I like Biden's incremental approach in upgrading Obamacare with a government option a lot more than Bernie's and Elizabeth's Medicare For All. First, two major aspects of Obamacare which many Americans hated was that they lost insurance they were happy with and had no choice in the matter; related was the Cadillac tax, which hit executives and business owners, but also millions of union workers with great healthcare plans which their unions bargained for, in place of larger wage increases. Second, there is a lot more money needed, which means a lot more unpopular new and increased taxes, if employer-provided plans disappear, since employers now spend a humongous amount on health insurance.
Honestly, I don't see what Bernie/Elizabeth are afraid of. If Medicare For All is really as great as they say/think it is, then most Americans will choose the government option under Medicare and private insurance will gradually wither away, except for those with truly great coverage. I also think Biden's plan implements quicker. Bernie, Elizabeth, or both were talking about a 10-year phase-in period. If Dems learned anything from the woes of Obamacare, it should be that lengthy phase-in periods allow a long period of political sabotage to destroy the new system, before it is fully established and it has achieved enough vested-self-interest buy-in to be as politically secure as Social Security and Medicare are today.
jBernie's system may lead to an insolvent Medicare. There are already fiscal issues looming for Medicare and Bernie proposes to do away with all co-pays and add glasses, hearing aids, and (I think) dental. This could very well end badly. Other countries are starving their government-run healthcare systems to avoid raising taxes. In this country, we see states cutting back on their commitment to public and post-secondary education to avoid tax increases. I see a surviving private insurance residual system, perhaps to provide what those with Cadillac plans now have which Medicare For All won't provide, especially in future, for those of us who want coverage for newer pharmaceuticals/medical procedures which current or future Medicare regulations won't cover.

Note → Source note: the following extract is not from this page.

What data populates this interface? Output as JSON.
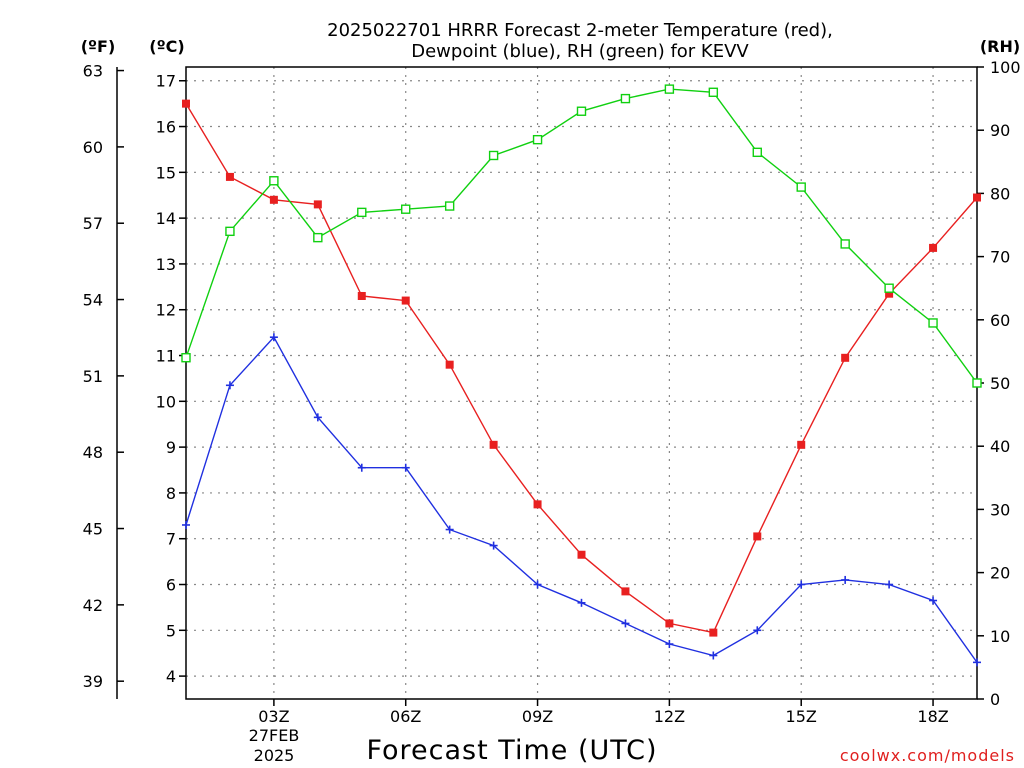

Frankly, as I listened to the debates, I thought that Bernie's and Elizabeth's problem had more to do with the possibility that remnants of the insurance industry would have a chance to survive under Biden's plan, rather than that Americans would be worse off under Biden's plan.
I don't see Medicare For All, which covers illegal immigrants, as politically saleable. There will be a lot of defections by moderate Dems, which will endanger the larger pieces of healthcare/insurance reform. As one liberal columnist (whose name I have unfortunately forgotten) commented with regard to illegal immigrants: health clinics are saleable; inclusion in Medicare For All is not.
Let's not let the pie-in-the-sky, possibly excellent, destroy the possibility of adopting and maintaining the possible very good. If Bernie's plan is adopted, I fear Ds lose the House and the possibly-regained Senate in 2022, the presidency in 2024, and that all of Medicare For All is swept away by 2024. I see that approach as stupid politics and dumb social policy.